Do I need a DPA with every vendor I use?
You need a DPA with every vendor that processes personal data on your behalf - meaning any vendor acting under your instructions with data you are responsible for. This typically covers cloud hosting, transactional email, payment processors, analytics tools, customer support platforms, and AI APIs that receive user content. Vendors who determine their own purposes and means of processing are controllers in their own right and a DPA is not the right instrument - you would instead review their privacy policy and consider whether data sharing is lawful under another basis.
What is the difference between Article 28 and a standard NDA?
A non-disclosure agreement protects confidential information from being disclosed to third parties. A Data Processing Agreement under Article 28 is a legally mandated contract that governs how a processor handles personal data - covering lawful processing, security, subprocessors, data-subject rights, breach notification, and audit rights. The two instruments serve different purposes and one does not substitute for the other. Many vendors supply pre-signed DPAs as part of their terms of service; always check that the DPA explicitly covers the Article 28(3) terms rather than relying on a generic confidentiality clause.
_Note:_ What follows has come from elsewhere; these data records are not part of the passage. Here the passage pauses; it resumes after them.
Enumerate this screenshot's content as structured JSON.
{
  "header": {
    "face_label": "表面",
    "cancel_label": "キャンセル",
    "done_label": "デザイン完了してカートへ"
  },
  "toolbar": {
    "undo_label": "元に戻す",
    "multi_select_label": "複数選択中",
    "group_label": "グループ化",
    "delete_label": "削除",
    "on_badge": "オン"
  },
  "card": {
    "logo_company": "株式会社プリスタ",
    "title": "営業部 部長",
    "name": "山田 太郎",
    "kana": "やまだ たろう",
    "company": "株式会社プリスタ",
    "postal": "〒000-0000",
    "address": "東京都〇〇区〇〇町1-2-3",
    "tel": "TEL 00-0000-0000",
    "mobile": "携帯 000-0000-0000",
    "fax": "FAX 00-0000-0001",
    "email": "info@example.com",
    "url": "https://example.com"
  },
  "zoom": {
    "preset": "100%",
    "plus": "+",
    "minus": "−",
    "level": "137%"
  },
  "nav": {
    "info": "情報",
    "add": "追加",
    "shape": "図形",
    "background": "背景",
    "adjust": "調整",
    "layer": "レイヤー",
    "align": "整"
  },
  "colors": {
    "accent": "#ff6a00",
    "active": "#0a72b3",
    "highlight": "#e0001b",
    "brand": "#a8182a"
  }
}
Does Article 28 apply if my company is outside the EU?
It can. GDPR Article 3 has extraterritorial reach: if you process personal data of individuals located in the EU in connection with offering goods or services to them, or monitoring their behaviour within the EU, the regulation applies to you regardless of where your company is established. A SaaS company based in the US that serves EU customers is subject to GDPR, and Article 28 applies to all processors it engages. Companies without EU establishment may also need to appoint an EU representative under Article 27.
What are the penalties for non-compliance with Article 28?
Failures under Article 28 - such as processing without a DPA in place, engaging subprocessors without authorisation, or failing to implement Article 32 security measures - can attract administrative fines of up to 10 million euros or 2% of total worldwide annual turnover, whichever is higher, under Article 83(4)(a). More serious violations involving the basic principles of processing or data subjects' rights can reach 20 million euros or 4% of turnover. Supervisory authorities also have the power to issue reprimands, impose temporary or permanent bans on processing, and order data deletion.

This guide is general information only and does not constitute legal advice. For advice on your specific situation, consult a qualified legal professional.